Happily, not every author is as passive about fighting back as Californians Burr and Collins. One woman, Rachel Ehrenfeld, author of "Funding Evil: How Terrorism is Financed and How to Stop It," ran into the same roadblock: a law suit by Khalid bin Mahfouz. She lost in the British courts, which fined her $225,900 in damages and ordered her to publicly apologize and destroy the book. She refused to acknowledge the jurisdiction of the British court or its ruling and took it to an American court, knowing that she could defend her book's content against a Mahfouz suit.

She won the suit that Mahfouz's English default judgment is unenforceable in the U.S. because it violates her First Amendment rights. As a result, the 2nd Circuit Court of Appeals unanimously declared that her case is ripe for hearing in a U.S. court, noting that the case has implications for all U.S. authors and publishers whose First Amendment rights are threatened by foreign libel rulings. The oral arguments on jurisdiction will be held on Nov. 15.

This is an issue that ought to be protected by congressional reinforcement of the First Amendment with a new statute prohibiting enforcement of foreign libel judgments in the U.S., whenever American authors and publishers report responsibility on terror-related and other national security threats. As Ehrenfeld notes: "We are at war with enormously wealthy and determined enemies. We should prevent their use of their tremendous wealth to deprive American writers from exposing actions that threaten our safety and freedoms"

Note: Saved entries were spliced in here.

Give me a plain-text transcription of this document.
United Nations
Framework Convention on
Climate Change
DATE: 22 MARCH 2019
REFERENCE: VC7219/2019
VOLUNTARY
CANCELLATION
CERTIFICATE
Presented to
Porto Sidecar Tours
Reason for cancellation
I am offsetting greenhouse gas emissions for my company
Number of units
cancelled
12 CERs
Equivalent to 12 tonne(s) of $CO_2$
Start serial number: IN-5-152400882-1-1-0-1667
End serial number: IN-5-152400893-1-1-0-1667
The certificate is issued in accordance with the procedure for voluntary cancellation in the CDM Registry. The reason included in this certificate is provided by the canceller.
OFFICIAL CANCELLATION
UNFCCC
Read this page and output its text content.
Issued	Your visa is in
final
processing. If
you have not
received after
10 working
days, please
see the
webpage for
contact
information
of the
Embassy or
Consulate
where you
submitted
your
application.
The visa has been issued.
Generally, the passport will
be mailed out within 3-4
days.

I would also hope that American publishers and newspapers would show a little more backbone than they have to date, apparently fearing an expensive law suit in London. Until the British stop being so soft-headed in the face of Saudi money, the United States should champion such authors' rights to be heard. In our courts, they can prove that their claims are not libelous and their books should be available globally.

Laina Farhat-Holzman is a historian, lecturer and author.